Term Loan, as the name suggests “a loan from a bank or financial institution for a fixed amount that is repayable in regular instalments over a fixed period of time that range between 1 to 10 years or may extend up to 30 years.” Interest rates charged on this type of loans may be fixed or floating which varies with market fluctuations. Term loan offer you option for monthly or quarterly repayment schedule with fixed maturity period.
Medium and Long Term loans are known as term loans which have maturity period of more than 1 year. Term loans are generally offered for businesses for their capital expenditure, purchase of fixed assets like land, construction of factory building, machinery, equipments etc. However, term loan can also be taken by individuals.
Term Loan Features
Purpose – Terms loans are granted for purpose of starting a new business, renovation, expansion of business, purchase of land, plant, machinery for setting up factory, construction of factory building, purchase of fixed assets etc. Terms loans are also offered for financing current asset to meet working capital requirement.
Secured Loan – Term Loans are a type of secured loans in which assets that is financed by lender act as prime security. Whereas collateral security may also be offered by borrower in addition to prime security. Security may be mortgage of land, plant and machinery, building etc.
Interest Rate – Interest rate is decided by the lender after evaluating credit risk, amount of the loan and term. Interest rates are subjected to minimum lending rate which differ from bank to bank.
Repayment – Repayment of the term loan is to be made within the fixed term in regular instalments regardless of financial health of the borrower.
Maturity Period – Term loan’s maturity period lies between 5 to 10 or 30 years however the period can be rescheduled to help the borrower in financial difficulties.

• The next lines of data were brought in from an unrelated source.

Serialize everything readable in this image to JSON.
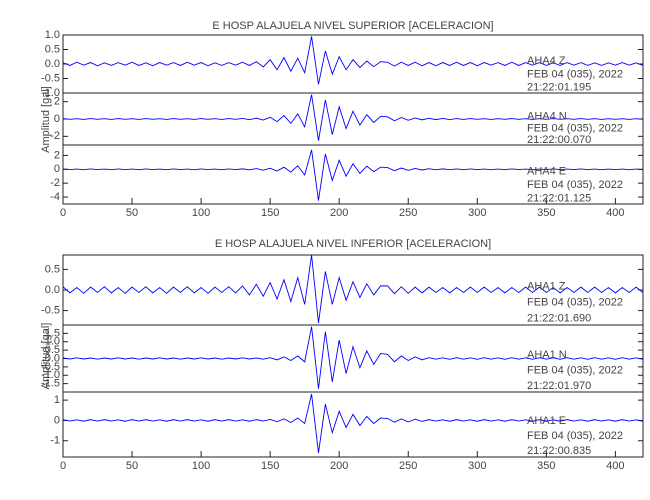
{
  "chart_data": [
    {
      "type": "line",
      "title": "E HOSP ALAJUELA NIVEL SUPERIOR [ACELERACION]",
      "ylabel": "Amplitud [gal]",
      "color": "#0000ff",
      "xlim": [
        0,
        420
      ],
      "xticks": [
        0,
        50,
        100,
        150,
        200,
        250,
        300,
        350,
        400
      ],
      "x": [
        0,
        5,
        10,
        15,
        20,
        25,
        30,
        35,
        40,
        45,
        50,
        55,
        60,
        65,
        70,
        75,
        80,
        85,
        90,
        95,
        100,
        105,
        110,
        115,
        120,
        125,
        130,
        135,
        140,
        145,
        150,
        155,
        160,
        165,
        170,
        175,
        180,
        185,
        190,
        195,
        200,
        205,
        210,
        215,
        220,
        225,
        230,
        235,
        240,
        245,
        250,
        255,
        260,
        265,
        270,
        275,
        280,
        285,
        290,
        295,
        300,
        305,
        310,
        315,
        320,
        325,
        330,
        335,
        340,
        345,
        350,
        355,
        360,
        365,
        370,
        375,
        380,
        385,
        390,
        395,
        400,
        405,
        410,
        415,
        420
      ],
      "panels": [
        {
          "ylim": [
            -1,
            1
          ],
          "yticks": [
            {
              "value": 1,
              "label": "1.0"
            },
            0.5,
            {
              "value": 0,
              "label": "0.0"
            },
            -0.5,
            {
              "value": -1,
              "label": "-1.0"
            }
          ],
          "labels": [
            "AHA4 Z",
            "FEB 04 (035), 2022",
            "21:22:01.195"
          ],
          "values": [
            0.04,
            -0.05,
            0.06,
            -0.04,
            0.05,
            -0.06,
            0.04,
            -0.05,
            0.05,
            -0.04,
            0.06,
            -0.05,
            0.04,
            -0.06,
            0.05,
            -0.04,
            0.05,
            -0.05,
            0.06,
            -0.04,
            0.05,
            -0.06,
            0.04,
            -0.05,
            0.05,
            -0.04,
            0.06,
            -0.05,
            0.08,
            -0.1,
            0.15,
            -0.2,
            0.22,
            -0.25,
            0.2,
            -0.3,
            0.95,
            -0.7,
            0.45,
            -0.35,
            0.25,
            -0.2,
            0.15,
            -0.12,
            0.1,
            -0.09,
            0.08,
            0.06,
            -0.07,
            0.06,
            -0.05,
            0.06,
            -0.06,
            0.05,
            -0.06,
            0.05,
            -0.05,
            0.06,
            -0.05,
            0.05,
            -0.06,
            0.05,
            -0.04,
            0.05,
            -0.05,
            0.06,
            -0.05,
            0.05,
            -0.04,
            0.05,
            -0.05,
            0.04,
            -0.05,
            0.05,
            -0.04,
            0.05,
            -0.05,
            0.04,
            -0.05,
            0.04,
            -0.04,
            0.05,
            -0.04,
            0.04,
            -0.05
          ]
        },
        {
          "ylim": [
            -3,
            3
          ],
          "yticks": [
            2,
            0,
            -2
          ],
          "labels": [
            "AHA4 N",
            "FEB 04 (035), 2022",
            "21:22:00.070"
          ],
          "values": [
            0.05,
            -0.04,
            0.04,
            -0.05,
            0.05,
            -0.04,
            0.04,
            -0.05,
            0.05,
            -0.04,
            0.04,
            -0.05,
            0.05,
            -0.04,
            0.04,
            -0.05,
            0.05,
            -0.04,
            0.04,
            -0.05,
            0.05,
            -0.04,
            0.04,
            -0.05,
            0.05,
            -0.04,
            0.06,
            -0.08,
            0.1,
            -0.12,
            0.2,
            -0.3,
            0.4,
            -0.5,
            0.6,
            -0.9,
            2.8,
            -2.5,
            2.2,
            -1.8,
            1.4,
            -1.1,
            0.9,
            -0.7,
            0.5,
            -0.4,
            0.3,
            0.25,
            -0.2,
            0.18,
            -0.15,
            0.12,
            -0.1,
            0.08,
            -0.07,
            0.06,
            -0.06,
            0.05,
            -0.05,
            0.05,
            -0.04,
            0.04,
            -0.05,
            0.04,
            -0.04,
            0.05,
            -0.04,
            0.04,
            -0.05,
            0.04,
            -0.04,
            0.05,
            -0.04,
            0.04,
            -0.04,
            0.05,
            -0.04,
            0.04,
            -0.05,
            0.04,
            -0.04,
            0.04,
            -0.05,
            0.04,
            -0.04
          ]
        },
        {
          "ylim": [
            -5,
            3.5
          ],
          "yticks": [
            2,
            0,
            -2,
            -4
          ],
          "labels": [
            "AHA4 E",
            "FEB 04 (035), 2022",
            "21:22:01.125"
          ],
          "values": [
            0.05,
            -0.04,
            0.04,
            -0.05,
            0.05,
            -0.04,
            0.04,
            -0.05,
            0.05,
            -0.04,
            0.04,
            -0.05,
            0.05,
            -0.04,
            0.04,
            -0.05,
            0.05,
            -0.04,
            0.04,
            -0.05,
            0.05,
            -0.04,
            0.04,
            -0.05,
            0.05,
            -0.04,
            0.06,
            -0.08,
            0.1,
            -0.12,
            0.15,
            -0.25,
            0.3,
            -0.4,
            0.5,
            -0.8,
            2.8,
            -4.5,
            2.2,
            -1.6,
            1.3,
            -1.0,
            0.8,
            -0.6,
            0.45,
            -0.35,
            0.3,
            0.25,
            -0.2,
            0.18,
            -0.15,
            0.12,
            -0.1,
            0.08,
            -0.07,
            0.06,
            -0.06,
            0.05,
            -0.05,
            0.05,
            -0.04,
            0.04,
            -0.05,
            0.04,
            -0.04,
            0.05,
            -0.04,
            0.04,
            -0.05,
            0.04,
            -0.04,
            0.05,
            -0.04,
            0.04,
            -0.04,
            0.05,
            -0.04,
            0.04,
            -0.05,
            0.04,
            -0.04,
            0.04,
            -0.05,
            0.04,
            -0.04
          ]
        }
      ]
    },
    {
      "type": "line",
      "title": "E HOSP ALAJUELA NIVEL INFERIOR [ACELERACION]",
      "ylabel": "Amplitud [gal]",
      "color": "#0000ff",
      "xlim": [
        0,
        420
      ],
      "xticks": [
        0,
        50,
        100,
        150,
        200,
        250,
        300,
        350,
        400
      ],
      "x": [
        0,
        5,
        10,
        15,
        20,
        25,
        30,
        35,
        40,
        45,
        50,
        55,
        60,
        65,
        70,
        75,
        80,
        85,
        90,
        95,
        100,
        105,
        110,
        115,
        120,
        125,
        130,
        135,
        140,
        145,
        150,
        155,
        160,
        165,
        170,
        175,
        180,
        185,
        190,
        195,
        200,
        205,
        210,
        215,
        220,
        225,
        230,
        235,
        240,
        245,
        250,
        255,
        260,
        265,
        270,
        275,
        280,
        285,
        290,
        295,
        300,
        305,
        310,
        315,
        320,
        325,
        330,
        335,
        340,
        345,
        350,
        355,
        360,
        365,
        370,
        375,
        380,
        385,
        390,
        395,
        400,
        405,
        410,
        415,
        420
      ],
      "panels": [
        {
          "ylim": [
            -0.85,
            0.85
          ],
          "yticks": [
            0.5,
            {
              "value": 0,
              "label": "0.0"
            },
            -0.5
          ],
          "labels": [
            "AHA1 Z",
            "FEB 04 (035), 2022",
            "21:22:01.690"
          ],
          "values": [
            0.08,
            -0.07,
            0.06,
            -0.08,
            0.07,
            -0.06,
            0.08,
            -0.07,
            0.06,
            -0.08,
            0.07,
            -0.06,
            0.08,
            -0.07,
            0.06,
            -0.08,
            0.07,
            -0.06,
            0.08,
            -0.07,
            0.06,
            -0.08,
            0.07,
            -0.06,
            0.08,
            -0.07,
            0.1,
            -0.12,
            0.14,
            -0.15,
            0.18,
            -0.22,
            0.25,
            -0.28,
            0.3,
            -0.35,
            0.85,
            -0.8,
            0.45,
            -0.35,
            0.3,
            -0.25,
            0.2,
            -0.18,
            0.15,
            -0.12,
            0.1,
            0.1,
            -0.09,
            0.08,
            -0.08,
            0.07,
            -0.07,
            0.07,
            -0.06,
            0.06,
            -0.07,
            0.06,
            -0.06,
            0.07,
            -0.06,
            0.07,
            -0.06,
            0.06,
            -0.07,
            0.06,
            -0.06,
            0.07,
            -0.06,
            0.07,
            -0.06,
            0.06,
            -0.07,
            0.06,
            -0.06,
            0.07,
            -0.06,
            0.07,
            -0.06,
            0.06,
            -0.07,
            0.06,
            -0.06,
            0.07,
            -0.06
          ]
        },
        {
          "ylim": [
            -2,
            2
          ],
          "yticks": [
            1.5,
            {
              "value": 1,
              "label": "1.0"
            },
            0.5,
            {
              "value": 0,
              "label": "0.0"
            },
            -0.5,
            {
              "value": -1,
              "label": "-1.0"
            },
            -1.5
          ],
          "labels": [
            "AHA1 N",
            "FEB 04 (035), 2022",
            "21:22:01.970"
          ],
          "values": [
            0.03,
            -0.03,
            0.04,
            -0.03,
            0.03,
            -0.04,
            0.03,
            -0.03,
            0.04,
            -0.03,
            0.03,
            -0.04,
            0.03,
            -0.03,
            0.04,
            -0.03,
            0.03,
            -0.04,
            0.03,
            -0.03,
            0.04,
            -0.03,
            0.03,
            -0.04,
            0.03,
            -0.03,
            0.04,
            -0.03,
            0.03,
            -0.04,
            0.05,
            -0.08,
            0.1,
            -0.12,
            0.15,
            -0.2,
            1.9,
            -1.8,
            1.6,
            -1.4,
            1.1,
            -0.9,
            0.7,
            -0.55,
            0.45,
            -0.35,
            0.3,
            0.25,
            -0.2,
            0.15,
            -0.12,
            0.1,
            -0.08,
            0.05,
            -0.04,
            0.04,
            -0.05,
            0.05,
            -0.04,
            0.04,
            -0.05,
            0.05,
            -0.04,
            0.04,
            -0.05,
            0.05,
            -0.04,
            0.04,
            -0.05,
            0.05,
            -0.04,
            0.04,
            -0.05,
            0.05,
            -0.04,
            0.04,
            -0.05,
            0.05,
            -0.04,
            0.04,
            -0.05,
            0.05,
            -0.04,
            0.04,
            -0.05
          ]
        },
        {
          "ylim": [
            -1.8,
            1.4
          ],
          "yticks": [
            1,
            0,
            -1
          ],
          "labels": [
            "AHA1 E",
            "FEB 04 (035), 2022",
            "21:22:00.835"
          ],
          "values": [
            0.04,
            -0.03,
            0.03,
            -0.04,
            0.04,
            -0.03,
            0.04,
            -0.03,
            0.03,
            -0.04,
            0.04,
            -0.03,
            0.04,
            -0.03,
            0.03,
            -0.04,
            0.04,
            -0.03,
            0.04,
            -0.03,
            0.03,
            -0.04,
            0.04,
            -0.03,
            0.04,
            -0.03,
            0.03,
            -0.04,
            0.04,
            -0.03,
            0.05,
            -0.06,
            0.08,
            -0.1,
            0.12,
            -0.15,
            1.3,
            -1.6,
            0.8,
            -0.6,
            0.45,
            -0.35,
            0.3,
            -0.25,
            0.2,
            -0.15,
            0.12,
            0.1,
            -0.09,
            0.08,
            -0.07,
            0.06,
            -0.05,
            0.04,
            -0.03,
            0.03,
            -0.04,
            0.04,
            -0.03,
            0.03,
            -0.04,
            0.04,
            -0.03,
            0.03,
            -0.04,
            0.04,
            -0.03,
            0.03,
            -0.04,
            0.04,
            -0.03,
            0.03,
            -0.04,
            0.04,
            -0.03,
            0.03,
            -0.04,
            0.04,
            -0.03,
            0.03,
            -0.04,
            0.04,
            -0.03,
            0.03,
            -0.04
          ]
        }
      ]
    }
  ]
}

Obligation on Interest / Principal Repayment – Repayment of principal amount along with interest is definite obligation on the part of borrower regardless of the financial situation of the borrower.
Penalty – Bank or financial institution levy a penalty in case of default in repayment of principal and interest.
Commitment Fee – Commitment Fee is charged by the lender on unused credit / loan amount.
Restrictive Covenants – Beside assets security, Bank or financial institutions add a number of restrictive covenants to protect themselves. Bank ask the borrower not to raise additional finance, maintain its minimum asset base, restrain firm’s cash flow etc.
Convertibility – Term Loans can be converted into equity as per terms and conditions laid down by the lender.
Term Loan Advantages or Benefits
Term loan, one of the most common source of business financing can be availed for medium to long term. They are mainly availed for meeting working capital needs to purchase equipments and supplies for its business operations. However, Term loan have following advantages –
Easy Documentation – There is no uniform document list but term loan provides hassle free documentation and sanction process.
Cheap – Term loan is a source of low cost credit. Interest rates charged are the modest as compared to other sources of finance.
Tax Benefit – The borrower can avail tax benefit on the interest payable on term loan. However, it depends on type of term loan availed.
Flexible – There is flexibility of negotiation in terms and conditions of loan between borrower and lender.
Control – The term loan represent debt financing and interest of the equity shareholders is protected.
Security – Terms loans are secured. Bank and financial institution offer such loan against security (prime and collateral security) which eliminates the credit risk for bank or financial institution.
Income – The payment of regular instalments towards principal amount along with interest is obligatory for borrower. Thus, the lender will have a regular source of income.
Control – As Loan is convertible into equity, lender can get the right to control over affairs of the business or firm.
Before approval of the loan application, bank or financial institution check your credit history and fetch all credit records to evaluate your credit worthiness. Bank will sanction the loan only if you have good credit score or rating.